In the beginning of this article I mentioned my concern about Brandy. As soon as I got Brandy home from the vet, I sprayed DAP spray where she would be resting and I put the CD’s into the player. I was amazed at how well she responded to the spray and the music after only a half hour had gone by. She was able to relax more with the music than she did without it. Harley, my Border Collie fell asleep! I was so impressed by the results that I had to write about it in this month’s newsletter. I will discuss the DAP spray next month.
Look at the world from your dog’s point of view and recognize that the same environment that affects our dogs affect us too. Improve the quality of life for your entire family. Remove yourself from the noise and sensory overload whenever possible. You won’t regret it. Learn more about this topic at www.ThroughADogsEar.com.
Tips to Reduce Sound Inside the Home
- Keep the volume of the TV at a level where it can’t be heard in another room.
- Don’t play the radio and TV at the same time (this includes noisy video games)

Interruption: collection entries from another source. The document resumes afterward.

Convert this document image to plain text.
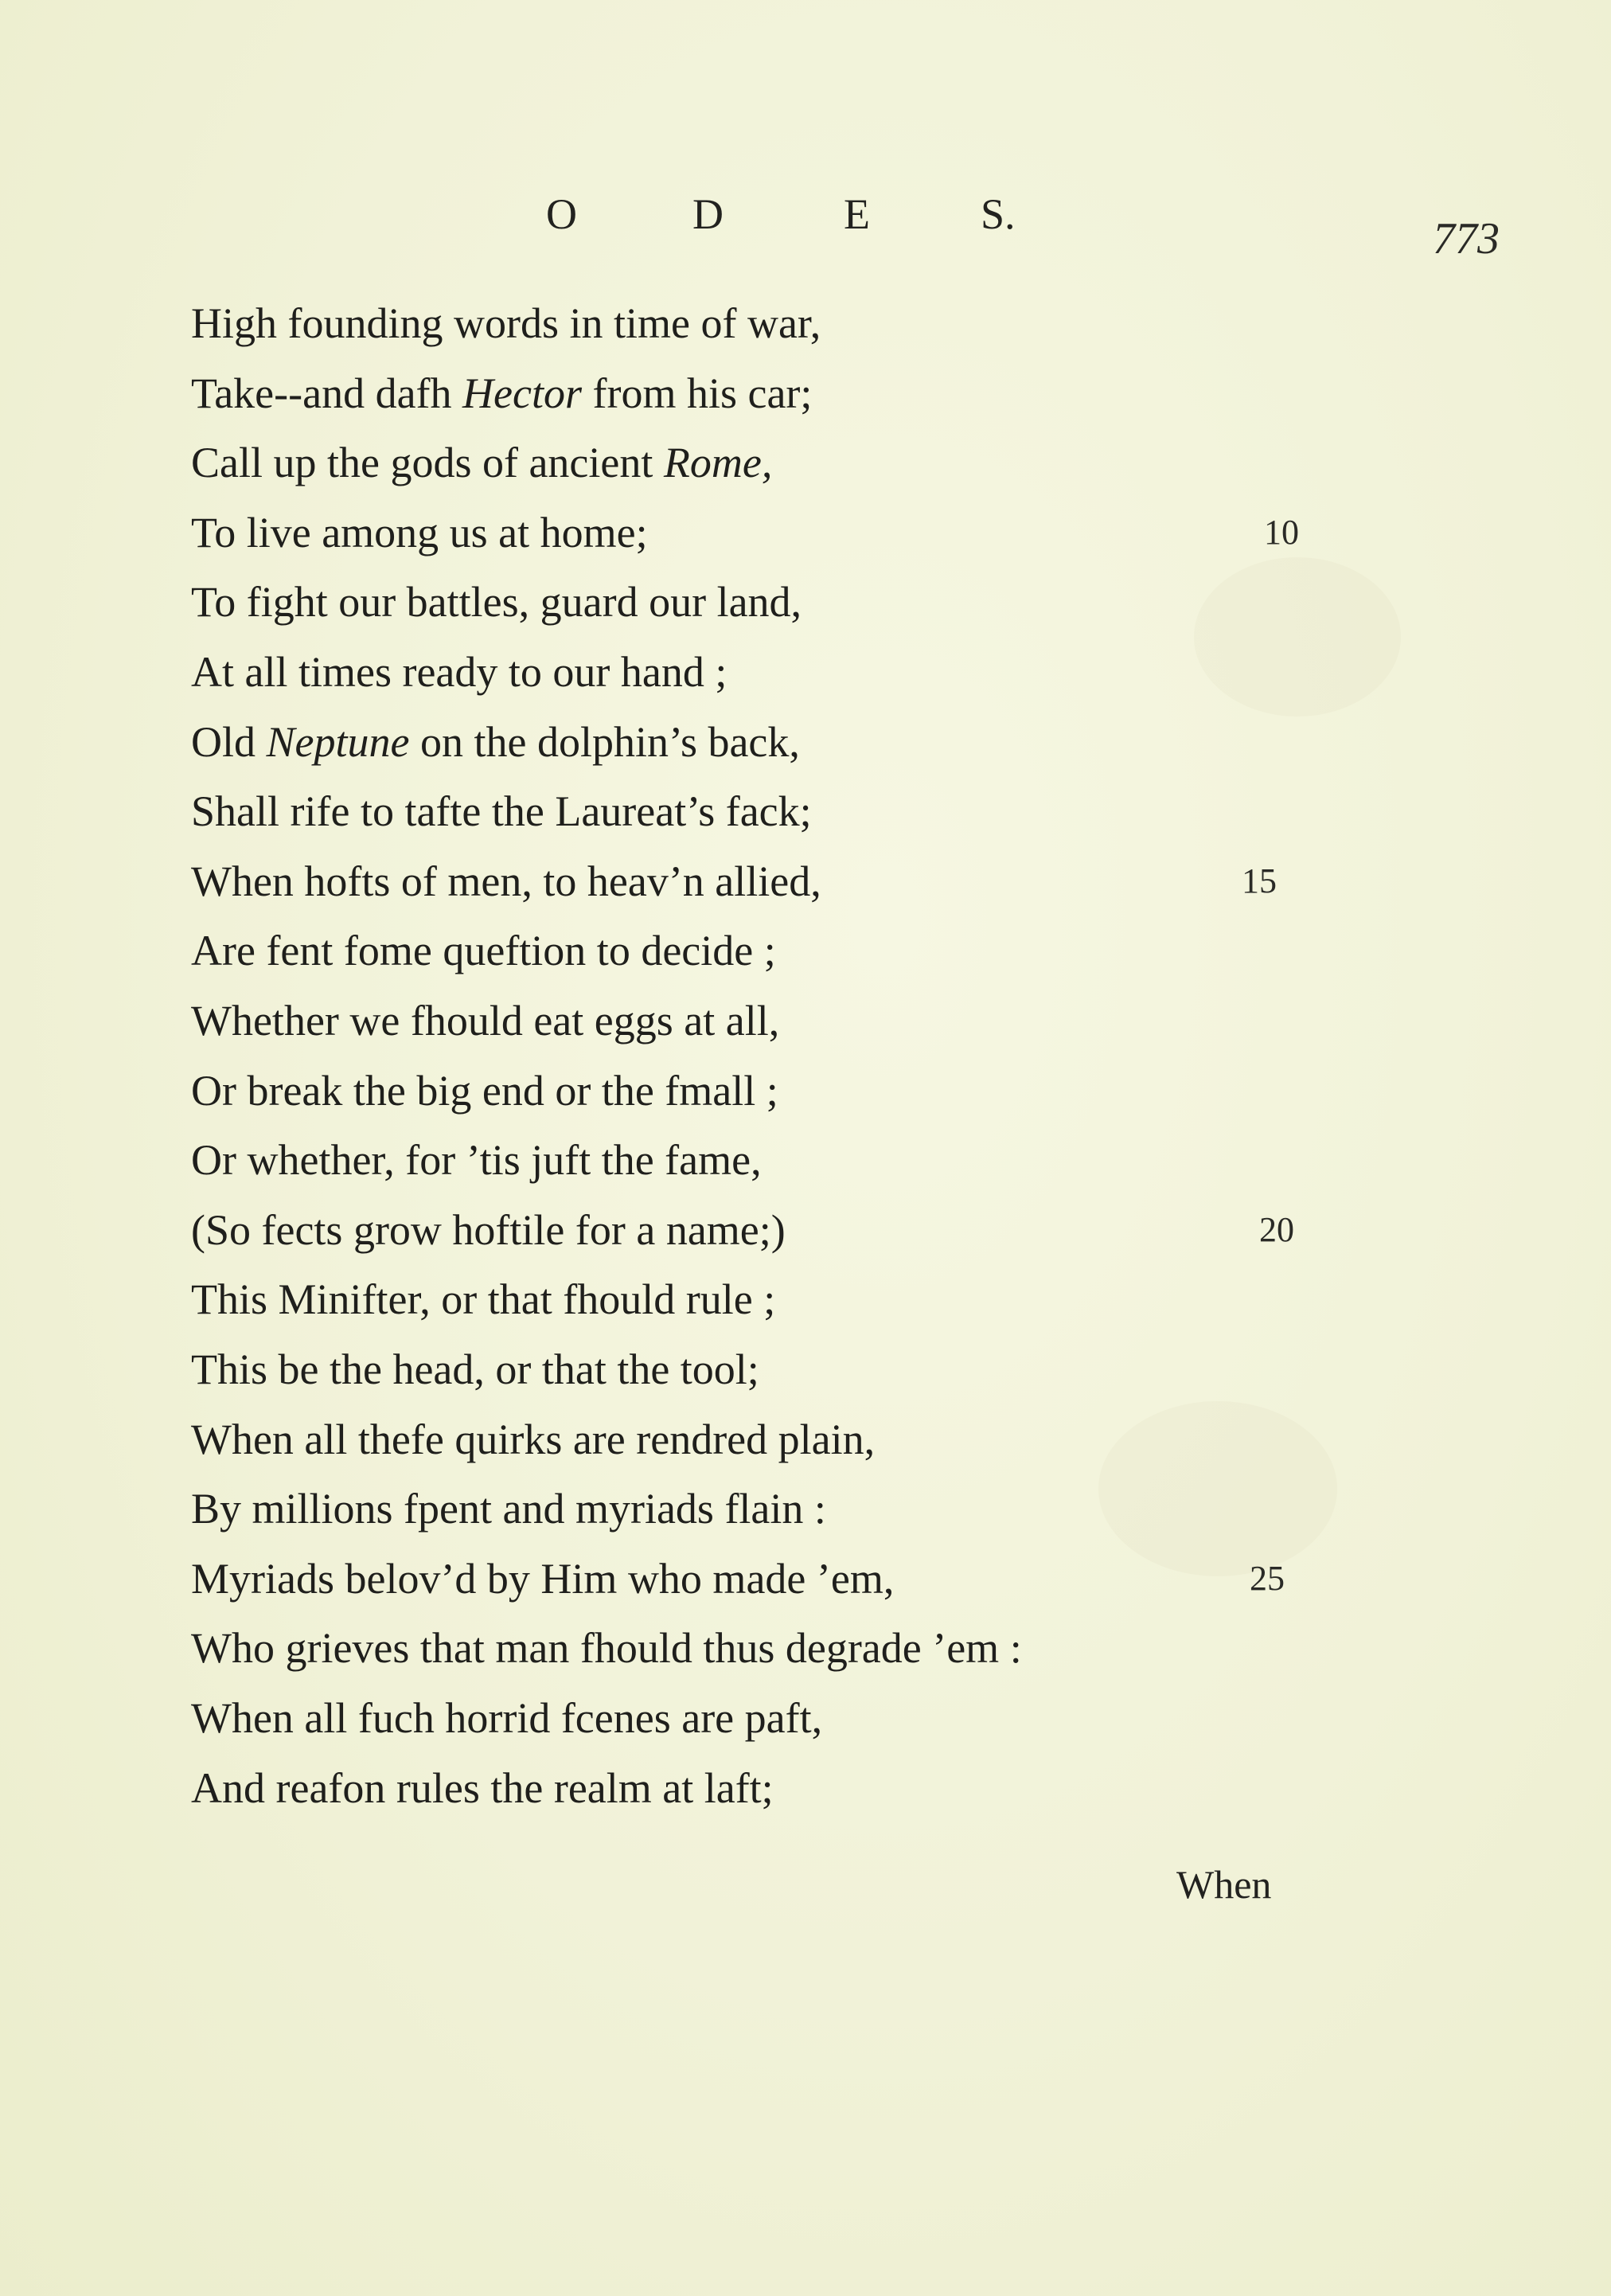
O	D	E	S.	773
High founding words in time of war,
Take--and dafh Hector from his car;
Call up the gods of ancient Rome,
To live among us at home;	10
To fight our battles, guard our land,
At all times ready to our hand ;
Old Neptune on the dolphin’s back,
Shall rife to tafte the Laureat’s fack;
When hofts of men, to heav’n allied,	15
Are fent fome queftion to decide ;
Whether we fhould eat eggs at all,
Or break the big end or the fmall ;
Or whether, for ’tis juft the fame,
(So fects grow hoftile for a name;)	20
This Minifter, or that fhould rule ;
This be the head, or that the tool;
When all thefe quirks are rendred plain,
By millions fpent and myriads flain :
Myriads belov’d by Him who made ’em,	25
Who grieves that man fhould thus degrade ’em :
When all fuch horrid fcenes are paft,
And reafon rules the realm at laft;
When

- If you are not listening or watching the TV or radio, turn them off.
- Reduce the noise on sound producing appliances and phones. Turn the volume down if at all possible
- Instead of yelling from one room to the next, get up and go to the other room to speak to someone.

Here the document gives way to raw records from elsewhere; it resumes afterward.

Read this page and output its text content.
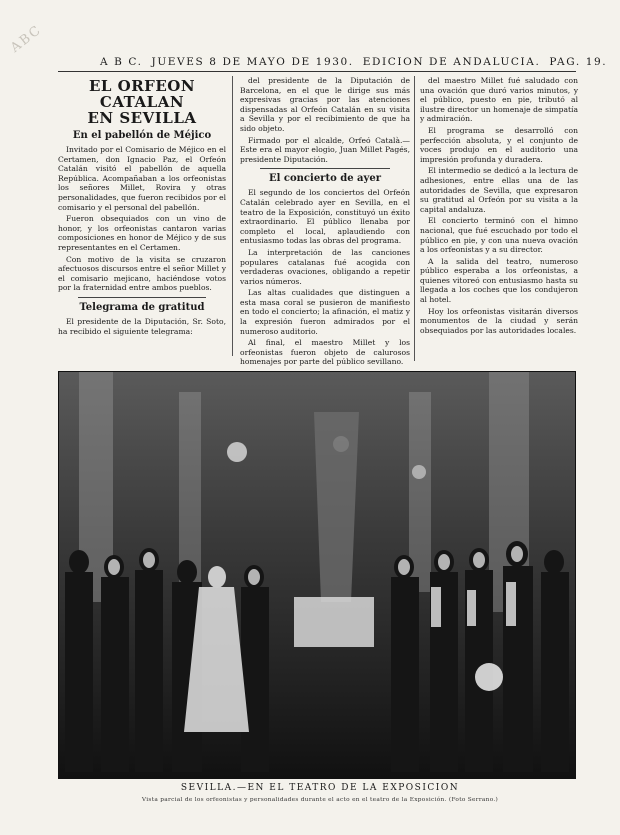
ABC
A B C. JUEVES 8 DE MAYO DE 1930. EDICION DE ANDALUCIA. PAG. 19.
EL ORFEON CATALAN
EN SEVILLA
En el pabellón de Méjico

Invitado por el Comisario de Méjico en el Certamen, don Ignacio Paz, el Orfeón Catalán visitó el pabellón de aquella República. Acompañaban a los orfeonistas los señores Millet, Rovira y otras personalidades, que fueron recibidos por el comisario y el personal del pabellón.

Fueron obsequiados con un vino de honor, y los orfeonistas cantaron varias composiciones en honor de Méjico y de sus representantes en el Certamen.

Con motivo de la visita se cruzaron afectuosos discursos entre el señor Millet y el comisario mejicano, haciéndose votos por la fraternidad entre ambos pueblos.

Telegrama de gratitud

El presidente de la Diputación, Sr. Soto, ha recibido el siguiente telegrama:

del presidente de la Diputación de Barcelona, en el que le dirige sus más expresivas gracias por las atenciones dispensadas al Orfeón Catalán en su visita a Sevilla y por el recibimiento de que ha sido objeto.

Firmado por el alcalde, Orfeó Català.—Este era el mayor elogio, Juan Millet Pagés, presidente Diputación.

El concierto de ayer

El segundo de los conciertos del Orfeón Catalán celebrado ayer en Sevilla, en el teatro de la Exposición, constituyó un éxito extraordinario. El público llenaba por completo el local, aplaudiendo con entusiasmo todas las obras del programa.

La interpretación de las canciones populares catalanas fué acogida con verdaderas ovaciones, obligando a repetir varios números.

Las altas cualidades que distinguen a esta masa coral se pusieron de manifiesto en todo el concierto; la afinación, el matiz y la expresión fueron admirados por el numeroso auditorio.

Al final, el maestro Millet y los orfeonistas fueron objeto de calurosos homenajes por parte del público sevillano.

del maestro Millet fué saludado con una ovación que duró varios minutos, y el público, puesto en pie, tributó al ilustre director un homenaje de simpatía y admiración.

El programa se desarrolló con perfección absoluta, y el conjunto de voces produjo en el auditorio una impresión profunda y duradera.

El intermedio se dedicó a la lectura de adhesiones, entre ellas una de las autoridades de Sevilla, que expresaron su gratitud al Orfeón por su visita a la capital andaluza.

El concierto terminó con el himno nacional, que fué escuchado por todo el público en pie, y con una nueva ovación a los orfeonistas y a su director.

A la salida del teatro, numeroso público esperaba a los orfeonistas, a quienes vitoreó con entusiasmo hasta su llegada a los coches que los condujeron al hotel.

Hoy los orfeonistas visitarán diversos monumentos de la ciudad y serán obsequiados por las autoridades locales.

SEVILLA.—EN EL TEATRO DE LA EXPOSICION
Vista parcial de los orfeonistas y personalidades durante el acto en el teatro de la Exposición. (Foto Serrano.)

- Avoid slamming doors and clanging pots, pans and dishes.
- If those watching TV get overly enthusiastic, put your dog in another room
Humans hear sounds between 20-20,000Hz. Canines hear almost as low as a human’s lowest frequencies. They hear almost twice as high as human’s frequency varying from 40,000 – 55,000Hz depending on breed. Maybe this is why we have dogs with floppy ears? Malcolm Gamble, a British researcher and publisher of “Sound and Its Significance for Laboratory Animals” states, “Available data confirms that exposure to sound can stress animals, and the results could still be apparent several weeks later.” He continues with saying that several hormonal, blood and reproductive measurement are disturbed by sounds above 80 decibels (dB).
• Lawn Mower – 90dB • Screaming child – 90dB • Snowmobile -105db
• Snow blower – 110db • Power drill, chain saw – 110db • Automobile horn – 110dB
• Jackhammer – 110db • Barking in most animal shelters and boarding facilities – 110dB
• Gunshot – 130dB • Ambulance – 130dB • Fire engine on 20 minutes before leaving the siren – 140dB
Two studies behind the Through a Dog’s Ear music came to the following conclusions:
- In the kennel environment, 70% of the dogs became calmer with simplified 50-60 BPM of piano music.
- In the home environment, 85% of the dogs became calmer with the 50-60bpm with over half falling asleep.
thunderstorms and fireworks).
- 70% of anxiety behaviors we reduced with the psychoacoustic designed music.
- 36% of anxiety behaviors were reduced with the nonpsychoacoustic classical music.